The governement suggests the distributional impact of the spending cuts is less regressive than if these important areas were also included; but are they right?
It was striking that George Osborne made so much again of his claim that the Comprehensive Spending Review (CSR) had met the fairness test of “progressive austerity” – so that even his spending cuts would hit the better-off harder. Back in June, his emergency budget ‘fairness’ claim unraveled in 24 hours. Are his claims to a “progressive” spending review any better? The immediate answer appears to be no.
Howard Reed and Tim Horton had previously provided the most comprehensive analysis to date of the current distribution of public spending. The report, published by the TUC, showed that, based on what we knew prior to the CSR about government commitments, proposed spending cuts seemed very likely to hit the poorest much harder. (Perhaps unsurprisingly, since public spending is ‘pro-poor’, giving more help to those on lower incomes).
Today George Osborne claimed he had avoided that consequence. Yet he has published figures and documents which again prove that he has not done so. Reed and Horton will update the analysis based on the CSR numbers. But it is possible as a first step to set out why the Treasury’s claims in the distributional annex published today do not stand up.
Firstly, on tax and benefits, his chart B.5 on page 98 again shows he had preannounced measures which (thanks to Alistair Darling’s policy proposals) hit the best off harder – but the green bars show very clearly that today’s proposals are worst for those at the bottom and better at the top, with a regressive gradient across the income distribution.
What about spending on services? How does the Treasury manage to produce a graph (chart B.3 on page 95) which purports to show the greatest hit on services to the most affluent quintiles? Through very creative presentation.
On The Treasury’s own modeling assumptions (which account for and model around 50 per cent of public spending, a lower proportion than addressed in the Fabian/TUC report), we are told that the average loss of services (‘benefits in kind’) in the top quintile is £10 a week (or £520 a year) out of services worth £5,400 for those earning on average £48,700 and the loss to the bottom quintile is £7 a week (or £364 a year) out of services worth £11,500 for those earning an average of £13,800.
If the Government wanted to turn the overall pro-poor distribution of public spending to its advantage, you might then say ‘why not draw a graph showing those changes as a proportion of the lost benefits in kind’. Which is what the distributional annex does.
But this makes no sense at all for anybody asking ‘what is the distributional impact of the CSR’.
What’s wrong with the Treasury’s approach and claims?
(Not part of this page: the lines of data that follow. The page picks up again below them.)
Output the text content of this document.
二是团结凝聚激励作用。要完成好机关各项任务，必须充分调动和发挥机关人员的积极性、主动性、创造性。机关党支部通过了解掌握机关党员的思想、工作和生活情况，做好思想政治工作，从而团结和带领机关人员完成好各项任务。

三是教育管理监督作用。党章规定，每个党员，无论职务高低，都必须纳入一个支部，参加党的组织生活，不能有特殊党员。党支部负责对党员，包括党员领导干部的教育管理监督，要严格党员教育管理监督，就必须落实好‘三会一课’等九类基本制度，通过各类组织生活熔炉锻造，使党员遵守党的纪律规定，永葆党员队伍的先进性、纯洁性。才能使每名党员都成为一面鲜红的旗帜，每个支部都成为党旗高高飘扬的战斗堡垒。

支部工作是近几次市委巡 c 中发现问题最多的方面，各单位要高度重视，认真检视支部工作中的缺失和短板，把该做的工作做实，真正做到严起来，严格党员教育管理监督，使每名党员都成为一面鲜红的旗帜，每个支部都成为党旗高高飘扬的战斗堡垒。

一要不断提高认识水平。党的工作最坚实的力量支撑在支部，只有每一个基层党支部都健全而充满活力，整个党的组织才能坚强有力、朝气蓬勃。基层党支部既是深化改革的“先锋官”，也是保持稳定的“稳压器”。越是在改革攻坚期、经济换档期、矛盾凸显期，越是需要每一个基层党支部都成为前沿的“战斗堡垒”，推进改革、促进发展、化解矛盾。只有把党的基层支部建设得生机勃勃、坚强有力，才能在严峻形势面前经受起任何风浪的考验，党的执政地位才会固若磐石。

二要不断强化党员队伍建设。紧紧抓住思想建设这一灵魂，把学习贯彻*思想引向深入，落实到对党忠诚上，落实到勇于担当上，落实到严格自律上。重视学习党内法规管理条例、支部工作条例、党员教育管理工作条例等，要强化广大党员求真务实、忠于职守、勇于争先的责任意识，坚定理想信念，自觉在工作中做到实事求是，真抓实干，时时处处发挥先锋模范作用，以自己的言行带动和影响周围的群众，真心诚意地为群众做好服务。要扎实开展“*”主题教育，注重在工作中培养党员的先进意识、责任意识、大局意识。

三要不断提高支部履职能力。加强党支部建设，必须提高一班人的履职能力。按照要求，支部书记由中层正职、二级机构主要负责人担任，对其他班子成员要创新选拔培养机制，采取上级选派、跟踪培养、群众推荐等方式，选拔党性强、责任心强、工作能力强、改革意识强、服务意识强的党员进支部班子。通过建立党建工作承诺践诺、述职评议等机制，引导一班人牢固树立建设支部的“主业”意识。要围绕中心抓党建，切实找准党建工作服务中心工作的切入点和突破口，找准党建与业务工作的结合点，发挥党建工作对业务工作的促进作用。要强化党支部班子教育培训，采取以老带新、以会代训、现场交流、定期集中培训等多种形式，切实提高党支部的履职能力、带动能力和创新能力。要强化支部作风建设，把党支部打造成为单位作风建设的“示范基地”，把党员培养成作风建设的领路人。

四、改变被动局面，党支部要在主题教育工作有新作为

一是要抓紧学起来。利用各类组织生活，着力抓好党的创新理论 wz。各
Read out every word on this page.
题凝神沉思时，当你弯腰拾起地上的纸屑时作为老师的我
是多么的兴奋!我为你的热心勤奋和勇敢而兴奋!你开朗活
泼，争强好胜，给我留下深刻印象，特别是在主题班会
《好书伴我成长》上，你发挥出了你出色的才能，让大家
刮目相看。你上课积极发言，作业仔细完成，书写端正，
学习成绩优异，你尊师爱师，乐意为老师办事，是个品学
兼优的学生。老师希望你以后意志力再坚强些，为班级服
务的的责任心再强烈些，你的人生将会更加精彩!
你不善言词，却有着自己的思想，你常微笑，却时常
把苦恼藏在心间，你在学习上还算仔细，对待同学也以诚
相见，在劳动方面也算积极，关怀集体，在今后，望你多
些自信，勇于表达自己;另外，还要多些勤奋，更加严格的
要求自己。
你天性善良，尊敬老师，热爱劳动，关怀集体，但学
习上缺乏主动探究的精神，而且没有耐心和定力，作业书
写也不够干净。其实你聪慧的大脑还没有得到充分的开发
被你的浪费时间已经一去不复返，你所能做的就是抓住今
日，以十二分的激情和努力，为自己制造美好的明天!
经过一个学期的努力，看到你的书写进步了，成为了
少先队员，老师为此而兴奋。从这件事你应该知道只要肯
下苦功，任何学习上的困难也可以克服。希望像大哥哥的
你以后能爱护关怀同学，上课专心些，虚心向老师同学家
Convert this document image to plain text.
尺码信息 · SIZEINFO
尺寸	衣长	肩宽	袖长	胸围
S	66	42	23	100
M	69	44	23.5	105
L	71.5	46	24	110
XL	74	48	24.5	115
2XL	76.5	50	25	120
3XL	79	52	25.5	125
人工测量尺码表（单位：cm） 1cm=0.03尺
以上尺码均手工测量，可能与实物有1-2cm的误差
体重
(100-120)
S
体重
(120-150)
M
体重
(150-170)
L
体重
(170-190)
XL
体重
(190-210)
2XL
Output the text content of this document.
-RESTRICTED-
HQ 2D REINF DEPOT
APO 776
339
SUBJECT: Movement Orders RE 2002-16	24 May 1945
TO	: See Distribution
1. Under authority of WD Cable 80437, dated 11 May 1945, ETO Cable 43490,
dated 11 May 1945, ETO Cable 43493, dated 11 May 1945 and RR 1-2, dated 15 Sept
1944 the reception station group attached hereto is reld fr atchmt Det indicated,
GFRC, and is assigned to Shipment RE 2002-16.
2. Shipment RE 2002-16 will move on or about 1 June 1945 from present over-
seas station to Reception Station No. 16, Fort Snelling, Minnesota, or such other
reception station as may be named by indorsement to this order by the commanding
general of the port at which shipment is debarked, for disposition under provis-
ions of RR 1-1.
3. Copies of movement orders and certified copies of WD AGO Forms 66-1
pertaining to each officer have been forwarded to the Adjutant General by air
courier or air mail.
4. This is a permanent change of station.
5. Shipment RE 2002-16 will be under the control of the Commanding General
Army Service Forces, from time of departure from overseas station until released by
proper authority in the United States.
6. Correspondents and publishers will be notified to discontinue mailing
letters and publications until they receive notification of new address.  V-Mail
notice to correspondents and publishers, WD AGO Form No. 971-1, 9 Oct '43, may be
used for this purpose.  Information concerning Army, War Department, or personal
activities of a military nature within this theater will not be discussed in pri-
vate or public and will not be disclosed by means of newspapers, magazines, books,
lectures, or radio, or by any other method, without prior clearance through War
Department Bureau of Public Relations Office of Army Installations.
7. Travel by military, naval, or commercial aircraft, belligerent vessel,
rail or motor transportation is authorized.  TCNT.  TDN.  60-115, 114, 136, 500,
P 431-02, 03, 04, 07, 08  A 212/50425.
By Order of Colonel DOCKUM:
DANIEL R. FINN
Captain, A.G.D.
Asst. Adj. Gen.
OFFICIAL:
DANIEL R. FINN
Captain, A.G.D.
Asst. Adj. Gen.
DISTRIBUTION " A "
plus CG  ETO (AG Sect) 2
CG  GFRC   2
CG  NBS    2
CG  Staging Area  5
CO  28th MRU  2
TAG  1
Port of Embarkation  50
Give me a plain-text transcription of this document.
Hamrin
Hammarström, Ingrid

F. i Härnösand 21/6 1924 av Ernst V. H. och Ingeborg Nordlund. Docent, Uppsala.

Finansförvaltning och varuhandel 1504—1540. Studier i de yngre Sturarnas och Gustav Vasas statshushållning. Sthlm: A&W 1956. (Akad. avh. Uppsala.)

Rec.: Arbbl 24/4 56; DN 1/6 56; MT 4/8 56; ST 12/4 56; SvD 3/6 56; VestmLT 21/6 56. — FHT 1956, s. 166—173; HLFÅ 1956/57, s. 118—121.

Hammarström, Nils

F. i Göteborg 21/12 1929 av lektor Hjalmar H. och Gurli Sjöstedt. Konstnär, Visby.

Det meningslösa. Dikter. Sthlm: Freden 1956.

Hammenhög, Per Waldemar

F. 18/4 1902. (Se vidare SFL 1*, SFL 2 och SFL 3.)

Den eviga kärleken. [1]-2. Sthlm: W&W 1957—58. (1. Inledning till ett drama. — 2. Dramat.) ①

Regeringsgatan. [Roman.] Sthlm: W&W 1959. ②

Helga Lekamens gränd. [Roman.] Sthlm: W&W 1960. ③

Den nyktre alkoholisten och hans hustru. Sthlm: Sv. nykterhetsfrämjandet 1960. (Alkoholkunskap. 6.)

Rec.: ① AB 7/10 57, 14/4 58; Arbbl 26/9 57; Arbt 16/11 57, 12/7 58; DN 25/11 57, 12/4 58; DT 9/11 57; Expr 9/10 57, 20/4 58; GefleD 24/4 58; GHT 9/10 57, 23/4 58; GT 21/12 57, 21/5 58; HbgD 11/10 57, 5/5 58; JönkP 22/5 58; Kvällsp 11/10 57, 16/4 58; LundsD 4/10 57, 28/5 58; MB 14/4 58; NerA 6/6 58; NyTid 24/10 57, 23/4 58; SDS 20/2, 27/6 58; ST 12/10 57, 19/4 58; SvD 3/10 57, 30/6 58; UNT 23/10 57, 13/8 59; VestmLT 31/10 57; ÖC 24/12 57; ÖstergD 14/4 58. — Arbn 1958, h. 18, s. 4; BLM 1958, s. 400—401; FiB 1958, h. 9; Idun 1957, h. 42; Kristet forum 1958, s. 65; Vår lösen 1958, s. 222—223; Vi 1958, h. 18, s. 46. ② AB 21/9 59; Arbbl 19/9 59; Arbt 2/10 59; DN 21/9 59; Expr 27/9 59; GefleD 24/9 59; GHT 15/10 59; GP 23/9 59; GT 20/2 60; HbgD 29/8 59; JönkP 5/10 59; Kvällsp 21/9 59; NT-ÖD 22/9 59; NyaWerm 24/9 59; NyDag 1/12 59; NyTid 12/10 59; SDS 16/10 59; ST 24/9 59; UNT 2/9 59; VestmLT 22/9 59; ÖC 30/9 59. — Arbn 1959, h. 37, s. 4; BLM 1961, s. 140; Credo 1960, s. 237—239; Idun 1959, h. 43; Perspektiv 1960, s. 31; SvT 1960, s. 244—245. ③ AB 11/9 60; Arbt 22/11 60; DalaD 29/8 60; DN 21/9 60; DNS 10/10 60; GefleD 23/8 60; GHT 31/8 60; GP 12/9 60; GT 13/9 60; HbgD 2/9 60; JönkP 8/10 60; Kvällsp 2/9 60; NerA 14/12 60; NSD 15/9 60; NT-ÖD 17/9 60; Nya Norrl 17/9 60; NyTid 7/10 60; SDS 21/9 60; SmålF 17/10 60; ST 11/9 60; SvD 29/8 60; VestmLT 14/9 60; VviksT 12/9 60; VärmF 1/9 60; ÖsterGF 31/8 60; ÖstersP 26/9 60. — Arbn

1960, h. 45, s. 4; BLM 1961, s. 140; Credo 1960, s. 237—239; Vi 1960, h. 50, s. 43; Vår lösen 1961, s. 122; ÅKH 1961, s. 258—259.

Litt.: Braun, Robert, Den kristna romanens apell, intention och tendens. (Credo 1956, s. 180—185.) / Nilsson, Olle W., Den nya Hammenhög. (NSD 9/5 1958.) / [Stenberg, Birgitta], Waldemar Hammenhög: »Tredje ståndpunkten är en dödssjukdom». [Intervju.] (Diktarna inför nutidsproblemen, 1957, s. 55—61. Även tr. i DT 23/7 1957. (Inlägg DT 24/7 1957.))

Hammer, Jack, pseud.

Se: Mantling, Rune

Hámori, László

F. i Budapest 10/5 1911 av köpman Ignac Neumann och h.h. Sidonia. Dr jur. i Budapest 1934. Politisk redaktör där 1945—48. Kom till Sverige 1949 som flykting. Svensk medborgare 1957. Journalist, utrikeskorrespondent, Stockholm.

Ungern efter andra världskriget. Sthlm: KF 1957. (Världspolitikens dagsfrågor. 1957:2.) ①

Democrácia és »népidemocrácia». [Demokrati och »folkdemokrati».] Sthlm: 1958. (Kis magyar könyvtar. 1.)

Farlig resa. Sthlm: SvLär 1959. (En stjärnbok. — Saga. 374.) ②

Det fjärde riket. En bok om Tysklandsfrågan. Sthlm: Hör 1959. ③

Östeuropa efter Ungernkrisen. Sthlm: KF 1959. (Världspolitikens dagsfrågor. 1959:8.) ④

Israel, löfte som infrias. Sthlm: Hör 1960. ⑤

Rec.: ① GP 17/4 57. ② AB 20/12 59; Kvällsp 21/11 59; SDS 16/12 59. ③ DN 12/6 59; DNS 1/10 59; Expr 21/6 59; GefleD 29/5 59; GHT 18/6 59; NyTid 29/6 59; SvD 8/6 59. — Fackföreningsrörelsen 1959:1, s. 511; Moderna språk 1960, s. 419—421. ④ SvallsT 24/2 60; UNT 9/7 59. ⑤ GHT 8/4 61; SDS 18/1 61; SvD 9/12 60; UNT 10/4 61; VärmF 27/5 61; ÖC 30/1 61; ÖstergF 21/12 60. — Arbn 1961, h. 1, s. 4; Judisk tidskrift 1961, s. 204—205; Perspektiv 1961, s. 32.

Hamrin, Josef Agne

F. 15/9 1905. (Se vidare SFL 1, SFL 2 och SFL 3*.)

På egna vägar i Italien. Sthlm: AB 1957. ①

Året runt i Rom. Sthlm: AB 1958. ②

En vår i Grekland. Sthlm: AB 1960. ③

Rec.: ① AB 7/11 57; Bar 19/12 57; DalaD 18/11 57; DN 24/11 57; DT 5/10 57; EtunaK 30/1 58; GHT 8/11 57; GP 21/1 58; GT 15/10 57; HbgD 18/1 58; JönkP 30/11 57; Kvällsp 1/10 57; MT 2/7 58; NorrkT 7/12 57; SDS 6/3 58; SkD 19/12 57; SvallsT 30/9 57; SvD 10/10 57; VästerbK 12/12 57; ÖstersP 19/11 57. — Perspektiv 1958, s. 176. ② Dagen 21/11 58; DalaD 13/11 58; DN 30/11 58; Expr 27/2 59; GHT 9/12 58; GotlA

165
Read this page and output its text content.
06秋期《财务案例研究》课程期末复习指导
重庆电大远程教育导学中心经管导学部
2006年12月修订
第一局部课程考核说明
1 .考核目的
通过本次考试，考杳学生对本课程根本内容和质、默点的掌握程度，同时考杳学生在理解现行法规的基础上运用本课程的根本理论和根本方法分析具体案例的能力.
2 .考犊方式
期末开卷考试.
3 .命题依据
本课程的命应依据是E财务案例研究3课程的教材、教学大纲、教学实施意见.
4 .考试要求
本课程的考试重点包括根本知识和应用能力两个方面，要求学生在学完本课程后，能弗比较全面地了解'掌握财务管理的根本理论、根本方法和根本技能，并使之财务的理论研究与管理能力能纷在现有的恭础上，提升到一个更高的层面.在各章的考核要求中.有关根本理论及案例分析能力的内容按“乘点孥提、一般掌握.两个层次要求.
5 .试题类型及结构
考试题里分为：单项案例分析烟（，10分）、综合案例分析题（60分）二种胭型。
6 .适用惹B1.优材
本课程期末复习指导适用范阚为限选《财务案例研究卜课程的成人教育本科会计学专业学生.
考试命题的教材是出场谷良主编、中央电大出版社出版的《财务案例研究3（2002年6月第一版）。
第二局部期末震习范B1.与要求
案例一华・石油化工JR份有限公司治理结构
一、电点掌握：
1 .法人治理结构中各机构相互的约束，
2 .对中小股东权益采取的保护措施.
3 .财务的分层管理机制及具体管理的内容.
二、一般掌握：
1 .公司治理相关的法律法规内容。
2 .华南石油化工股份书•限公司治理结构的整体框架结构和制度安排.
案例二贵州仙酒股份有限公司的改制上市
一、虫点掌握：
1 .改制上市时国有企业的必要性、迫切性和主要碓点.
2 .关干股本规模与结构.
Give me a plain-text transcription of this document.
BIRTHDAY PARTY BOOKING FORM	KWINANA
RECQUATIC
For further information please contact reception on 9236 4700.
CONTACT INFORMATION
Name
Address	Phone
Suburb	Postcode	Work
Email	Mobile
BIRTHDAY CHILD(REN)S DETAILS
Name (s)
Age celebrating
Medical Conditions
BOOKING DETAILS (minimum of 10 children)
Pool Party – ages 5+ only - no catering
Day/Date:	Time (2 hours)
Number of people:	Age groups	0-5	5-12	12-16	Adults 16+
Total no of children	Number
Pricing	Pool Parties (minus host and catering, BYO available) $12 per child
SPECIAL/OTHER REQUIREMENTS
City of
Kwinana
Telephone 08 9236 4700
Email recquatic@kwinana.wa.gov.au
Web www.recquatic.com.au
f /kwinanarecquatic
It makes little sense to expresses the impact of cuts to public services (Chart B3) as a proportion of the total amount of public services received by households (rather than as a proportion of household income).
In our view this is conceptually flawed: you cannot add the value of public services received to someone’s household income in order to produce a grand measure of their standard of living, since the public services people receive are related to their underlying needs. It doesn’t follow that someone is better off because they are ill one year and so receive more NHS services than someone who is fit.
If we want to know who is hit hardest – and who escapes most easily – in the real world we surely want to know instead what proportion of their income the lost services represent. Imagine a household has to pick up the cost of services lost out of its own pocket; what matters is how much this is relative to their household income. This will be a very real consideration to people facing, say, rises in bus or rail fares because of spending cuts reducing the public subsidy.
The Treasury annex does provide the necessary figures to express impact in this way – but somehow forgot to draw the relevant diagram. The bottom quintile earn on average £13,800 and are losing £364 of benefits in kind. The top quintile earn on average £48,700 and are losing £530 of benefits in kind. Here is what the distributional impact looks like on the basis of the Treasury’s own figures.
The impact for the top 40 per cent is relatively lighter – that on the bottom 60 per cent worse:
Here are the tables used:
A further concern is that today’s analysis leaves out many more areas of public spending than seem necessary, including only half of public spending in the analysis. For example, it omits all Home Office spending (including policing) as well as other things like support for rural communities, and all broad “public goods” such as defence and environmental protection. Clearly, the government does not think that these areas do not have public value for UK citizens!
The Treasury suggestion that methodological complexity makes it most sensible to exclude the value of these public goods from consideration should be challenged. A perfectly sensible approach is to include the value of public goods on a flat-rate basis – except where data is available (as in the case of the British Crime Survey) to allocate public spending more specifically. (The Fabian/Landman research was able to allocate 70 per cent of public spending on a household distribution basis, with a flat-rate allocation of remaining spending).
This matters because excluding the public value of so much of public spending changes the outcome: it suggests the distributional impact of the spending cuts is less regressive than if these important areas were also included. The government has explained why the distributional fairness test matters.
But they will need different policies if they want one of their future claims to have met it to stand up for 24 hours.